Observation data (J2000 epoch)
- Constellation: Sextans
- Right ascension: 09^{h} 56^{m} 35.7961^{s}
- Declination: +01° 25′ 42.814″
- Redshift: 0.027438±0.00000688
- Heliocentric radial velocity: 8,226±2 km/s
- Distance: 412.4 ± 28.9 Mly (126.44 ± 8.86 Mpc)
- Apparent magnitude (V): 14.9g

Characteristics
- Type: Sb
- Size: ~105,500 ly (32.36 kpc) (estimated)
- Apparent size (V): 0.80′ × 0.44′

Other designations
- IRAS F09539+0139, 2MASX J09563578+0125425, PGC 28699, CGCG 008-002

= NGC 3062 =

Galaxy in the constellation Triangulum

NGC 3062 is a spiral galaxy in the constellation of Sextans.
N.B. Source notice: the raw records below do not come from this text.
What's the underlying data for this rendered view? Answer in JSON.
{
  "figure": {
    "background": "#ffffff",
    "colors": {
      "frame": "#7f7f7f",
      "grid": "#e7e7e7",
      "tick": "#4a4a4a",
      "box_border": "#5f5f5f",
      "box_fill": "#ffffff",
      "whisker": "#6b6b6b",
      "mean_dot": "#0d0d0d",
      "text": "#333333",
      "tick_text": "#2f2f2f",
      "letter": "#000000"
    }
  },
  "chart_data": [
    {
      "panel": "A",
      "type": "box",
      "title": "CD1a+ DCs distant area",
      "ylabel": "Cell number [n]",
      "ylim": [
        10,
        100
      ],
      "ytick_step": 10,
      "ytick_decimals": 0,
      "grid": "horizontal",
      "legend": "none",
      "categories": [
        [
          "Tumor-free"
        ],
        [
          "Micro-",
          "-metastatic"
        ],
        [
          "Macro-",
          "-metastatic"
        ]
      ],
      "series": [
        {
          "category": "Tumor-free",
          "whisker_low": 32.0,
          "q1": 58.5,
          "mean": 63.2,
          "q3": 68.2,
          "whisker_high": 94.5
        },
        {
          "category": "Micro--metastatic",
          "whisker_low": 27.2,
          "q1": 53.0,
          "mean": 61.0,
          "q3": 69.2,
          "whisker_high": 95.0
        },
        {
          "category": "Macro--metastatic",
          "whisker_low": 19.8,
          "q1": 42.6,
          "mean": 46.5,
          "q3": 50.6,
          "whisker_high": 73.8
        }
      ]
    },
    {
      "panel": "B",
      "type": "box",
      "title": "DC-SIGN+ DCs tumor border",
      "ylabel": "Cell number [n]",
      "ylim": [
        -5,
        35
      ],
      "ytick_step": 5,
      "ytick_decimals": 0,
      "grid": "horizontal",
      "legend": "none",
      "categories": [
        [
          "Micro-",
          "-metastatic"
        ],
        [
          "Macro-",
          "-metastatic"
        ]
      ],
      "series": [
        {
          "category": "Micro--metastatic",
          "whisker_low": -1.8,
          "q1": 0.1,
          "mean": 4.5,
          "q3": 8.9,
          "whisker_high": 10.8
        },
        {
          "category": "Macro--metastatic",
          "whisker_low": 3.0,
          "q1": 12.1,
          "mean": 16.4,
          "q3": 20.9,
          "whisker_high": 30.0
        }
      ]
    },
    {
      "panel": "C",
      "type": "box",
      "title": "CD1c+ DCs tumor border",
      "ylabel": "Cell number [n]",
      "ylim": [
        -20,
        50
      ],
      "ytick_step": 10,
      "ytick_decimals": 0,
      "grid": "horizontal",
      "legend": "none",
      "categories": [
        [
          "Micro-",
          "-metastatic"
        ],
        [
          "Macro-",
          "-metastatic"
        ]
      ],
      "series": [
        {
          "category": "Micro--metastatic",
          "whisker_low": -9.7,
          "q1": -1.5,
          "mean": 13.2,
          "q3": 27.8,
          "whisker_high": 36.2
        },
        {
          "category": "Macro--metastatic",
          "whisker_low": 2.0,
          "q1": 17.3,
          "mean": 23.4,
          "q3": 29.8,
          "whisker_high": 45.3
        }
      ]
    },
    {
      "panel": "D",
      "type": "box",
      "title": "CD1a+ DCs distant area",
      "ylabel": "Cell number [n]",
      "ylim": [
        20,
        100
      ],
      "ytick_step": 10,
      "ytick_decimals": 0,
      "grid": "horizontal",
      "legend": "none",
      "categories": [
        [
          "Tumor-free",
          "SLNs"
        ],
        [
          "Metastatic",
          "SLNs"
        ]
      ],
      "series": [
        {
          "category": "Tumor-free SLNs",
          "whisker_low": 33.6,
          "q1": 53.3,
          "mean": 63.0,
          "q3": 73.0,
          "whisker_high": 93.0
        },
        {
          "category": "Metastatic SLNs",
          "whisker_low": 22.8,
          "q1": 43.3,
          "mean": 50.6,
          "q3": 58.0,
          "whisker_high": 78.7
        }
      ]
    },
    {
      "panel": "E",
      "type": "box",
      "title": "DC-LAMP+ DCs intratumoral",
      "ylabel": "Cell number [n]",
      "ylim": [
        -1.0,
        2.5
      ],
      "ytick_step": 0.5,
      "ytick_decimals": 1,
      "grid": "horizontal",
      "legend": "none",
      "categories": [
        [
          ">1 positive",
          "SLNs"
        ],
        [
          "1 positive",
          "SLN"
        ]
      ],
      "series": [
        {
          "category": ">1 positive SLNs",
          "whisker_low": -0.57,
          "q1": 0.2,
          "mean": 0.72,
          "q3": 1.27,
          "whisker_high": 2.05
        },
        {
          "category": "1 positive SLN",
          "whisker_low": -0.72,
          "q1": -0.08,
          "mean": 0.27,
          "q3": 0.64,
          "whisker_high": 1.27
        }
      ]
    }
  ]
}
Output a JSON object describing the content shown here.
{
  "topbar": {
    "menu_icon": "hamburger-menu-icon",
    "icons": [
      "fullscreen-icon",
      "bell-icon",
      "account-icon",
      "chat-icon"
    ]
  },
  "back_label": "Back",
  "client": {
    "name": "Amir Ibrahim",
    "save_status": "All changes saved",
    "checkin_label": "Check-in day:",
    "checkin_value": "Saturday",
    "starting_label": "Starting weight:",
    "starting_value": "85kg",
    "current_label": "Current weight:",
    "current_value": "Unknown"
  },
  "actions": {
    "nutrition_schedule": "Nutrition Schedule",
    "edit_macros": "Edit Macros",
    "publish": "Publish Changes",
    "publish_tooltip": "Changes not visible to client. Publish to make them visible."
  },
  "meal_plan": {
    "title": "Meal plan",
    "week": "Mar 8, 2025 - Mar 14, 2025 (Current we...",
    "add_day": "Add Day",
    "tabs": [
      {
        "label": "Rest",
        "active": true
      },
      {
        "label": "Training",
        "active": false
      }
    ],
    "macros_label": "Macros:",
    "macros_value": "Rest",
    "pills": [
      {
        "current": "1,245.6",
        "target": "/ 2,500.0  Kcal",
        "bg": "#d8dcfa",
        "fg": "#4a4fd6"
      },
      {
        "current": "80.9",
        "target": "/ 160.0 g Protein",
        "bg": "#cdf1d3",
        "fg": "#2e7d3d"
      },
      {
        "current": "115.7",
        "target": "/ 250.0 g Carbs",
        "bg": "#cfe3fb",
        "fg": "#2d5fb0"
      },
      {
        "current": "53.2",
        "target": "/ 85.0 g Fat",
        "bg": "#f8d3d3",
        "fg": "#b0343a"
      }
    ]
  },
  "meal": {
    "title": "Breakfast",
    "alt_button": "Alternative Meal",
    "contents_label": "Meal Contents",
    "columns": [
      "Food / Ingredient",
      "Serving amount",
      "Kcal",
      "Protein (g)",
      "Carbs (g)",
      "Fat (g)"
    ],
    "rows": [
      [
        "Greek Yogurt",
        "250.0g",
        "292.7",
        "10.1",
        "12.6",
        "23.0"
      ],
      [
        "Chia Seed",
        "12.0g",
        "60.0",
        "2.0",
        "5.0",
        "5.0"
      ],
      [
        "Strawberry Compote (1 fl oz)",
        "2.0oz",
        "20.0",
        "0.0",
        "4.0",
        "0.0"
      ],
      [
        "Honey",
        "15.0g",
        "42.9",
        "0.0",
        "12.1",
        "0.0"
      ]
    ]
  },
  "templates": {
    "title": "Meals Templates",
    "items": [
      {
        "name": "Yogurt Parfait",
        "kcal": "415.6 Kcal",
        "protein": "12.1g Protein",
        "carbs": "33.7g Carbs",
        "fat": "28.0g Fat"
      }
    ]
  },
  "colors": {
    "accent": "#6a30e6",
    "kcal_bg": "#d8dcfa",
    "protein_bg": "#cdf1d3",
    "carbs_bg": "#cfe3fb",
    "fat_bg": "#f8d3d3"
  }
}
Its velocity with respect to the cosmic microwave background is 8573±24 km/s, which corresponds to a Hubble distance of 126.44 ± 8.86 Mpc. It was discovered by German astronomer Albert Marth on 30 April 1864.

NGC 3062 is a LINER galaxy, i.e. a galaxy whose nucleus has an emission spectrum characterized by broad lines of weakly ionized atoms.